The author of this article seems to think that refactoring is only used to
clean up messes created by bad programmers. He completely ignores one of the
major uses of refactoring, which is to evolve a code base so that new
functionality can be added to it. No matter how well-written a piece of code
is, it will need to change to support new requirements that couldn't have been
predicted at the time it was written. (gregjor's excellent earlier comment
goes into this in more detail.) Any successful software application that
survives more than a few months will need to undergo this kind of evolution.
Think of all the features that have been added to Amazon.com or Facebook since
these sites were launched. The fact that Amazon's original architecture from
1994 didn't support streaming videos doesn't mean its developers were inept -
there was no such technology at the time.

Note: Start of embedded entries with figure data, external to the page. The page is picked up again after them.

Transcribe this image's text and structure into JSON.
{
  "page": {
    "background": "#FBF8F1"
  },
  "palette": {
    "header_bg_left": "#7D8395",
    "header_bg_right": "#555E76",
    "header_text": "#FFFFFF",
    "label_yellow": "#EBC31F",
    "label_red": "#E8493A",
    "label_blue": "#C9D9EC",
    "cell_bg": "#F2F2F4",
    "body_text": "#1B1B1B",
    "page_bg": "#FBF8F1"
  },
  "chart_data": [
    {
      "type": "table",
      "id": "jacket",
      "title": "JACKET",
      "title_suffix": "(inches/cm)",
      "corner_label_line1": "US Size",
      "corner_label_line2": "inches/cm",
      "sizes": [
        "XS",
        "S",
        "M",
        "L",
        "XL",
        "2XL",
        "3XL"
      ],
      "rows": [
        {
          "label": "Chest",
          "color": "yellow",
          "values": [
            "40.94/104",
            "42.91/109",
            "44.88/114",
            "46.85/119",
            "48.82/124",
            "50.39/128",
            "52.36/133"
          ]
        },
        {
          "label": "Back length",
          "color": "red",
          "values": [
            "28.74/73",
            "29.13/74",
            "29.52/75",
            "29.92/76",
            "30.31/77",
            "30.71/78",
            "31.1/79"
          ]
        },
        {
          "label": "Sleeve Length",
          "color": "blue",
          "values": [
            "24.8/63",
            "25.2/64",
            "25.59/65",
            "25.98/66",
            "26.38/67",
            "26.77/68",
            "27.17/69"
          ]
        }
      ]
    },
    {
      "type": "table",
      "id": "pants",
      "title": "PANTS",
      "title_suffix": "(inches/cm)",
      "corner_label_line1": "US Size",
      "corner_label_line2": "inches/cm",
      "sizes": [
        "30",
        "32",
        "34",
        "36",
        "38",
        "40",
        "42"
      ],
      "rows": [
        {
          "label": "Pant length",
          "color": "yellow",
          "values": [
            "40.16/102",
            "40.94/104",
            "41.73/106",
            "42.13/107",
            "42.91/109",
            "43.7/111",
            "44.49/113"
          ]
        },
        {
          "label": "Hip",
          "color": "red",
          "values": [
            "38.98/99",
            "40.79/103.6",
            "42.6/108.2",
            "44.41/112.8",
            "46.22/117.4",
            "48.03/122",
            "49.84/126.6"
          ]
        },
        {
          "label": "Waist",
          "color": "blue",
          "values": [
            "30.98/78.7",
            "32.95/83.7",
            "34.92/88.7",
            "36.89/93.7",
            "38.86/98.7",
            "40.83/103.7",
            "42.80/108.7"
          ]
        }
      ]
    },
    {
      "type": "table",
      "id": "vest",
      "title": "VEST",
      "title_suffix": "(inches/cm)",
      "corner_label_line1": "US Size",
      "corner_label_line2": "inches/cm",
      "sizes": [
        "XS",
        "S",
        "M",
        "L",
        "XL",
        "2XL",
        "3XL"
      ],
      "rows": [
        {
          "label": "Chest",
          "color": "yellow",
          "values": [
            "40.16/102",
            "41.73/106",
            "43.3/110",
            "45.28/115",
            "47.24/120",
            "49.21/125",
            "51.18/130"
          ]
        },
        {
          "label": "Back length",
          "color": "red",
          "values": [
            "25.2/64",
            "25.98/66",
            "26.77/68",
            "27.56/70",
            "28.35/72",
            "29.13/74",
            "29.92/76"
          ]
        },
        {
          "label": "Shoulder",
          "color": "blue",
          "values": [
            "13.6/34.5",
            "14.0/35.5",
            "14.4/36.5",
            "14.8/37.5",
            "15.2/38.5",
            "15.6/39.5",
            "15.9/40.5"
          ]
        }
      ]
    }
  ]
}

Also, even good programmers can write bad code if they're under time or cost
pressure. For example, if your aim is to quickly launch a startup with limited
funds, you might cut corners on code quality and scalability, intending to
clean up the code later if the business achieves market traction and positive
cash flow. At that point, knowing some of the subtleties of refactoring
technique could be very useful.

------
gregjor
We will always have legacy code because most software is writen to satisfy
business requirement, and those requirements change over time. Except for
hobbyists and academics, software is not written with advance knowledge of
every eventuality. From a business point of view good software adapts to
change. Those adaptations may make the code more "legacy" or icky to future
developers, but it's always a cost/benefit tradeoff.

Software is not the only technology that turns legacy and needs refactoring.
Have you ever done a significant remodel on a kitchen or bathroom? Did you
curse the original plumbers and electricians for not anticipating you would
tear a wall out and move the sink? No. You factor those costs into the job,
expecting that some things will not be as easy as they first appear. If you
hired a contractor to remodel your bathroom and he saw "legacy" plumbing that
made the job harder, would you let him tear the house down and start over?

Programmers tend to think of software very narrowly: the things they value are
performance, an abstract notion of elegance, how impressed their peers will be
by the code. They may try to anticipate future requirements but they risk
violating the YAGNI principle if they get carried away (to say nothing of
overrunning the budget and schedule).

The people who pay for and use software have a different set of requirements.
In most real businesses the data that runs the business, usually living in a
relational database management system, has more long-term value than the
application software. Data has a longer lifespan than software in most
applications, too. Yet many programmers who bang the "legacy code is shit"
drum give very little thought to data integrity or the long lifespan of
critical business data.

Sometimes legacy code is crap that has outlived its usefulness, and is now too
expensive or dangerous to keep tinkering with. More often the legacy code
works and isn't really that bad, even if it uses spaces instead of tabs, or
has funky variable names, or isn't written in a cool language. Programmers
need to step back from their own fashions and prejudices and spend some time
figuring out the legacy code and how to fix and refactor it. Almost all of my
consulting clients come to me after they've been told by three or four other
consultants that their code is so bad it has to be thrown out and rewritten
(in some cool new language). That is almost never necessary in my experience.

I've written more about maintenance programming on my blog.

------
moru0011
It's simple. Legacy software is the fastest growing market throughout the
industry. Therefore legacy system related topics are likely to be popular.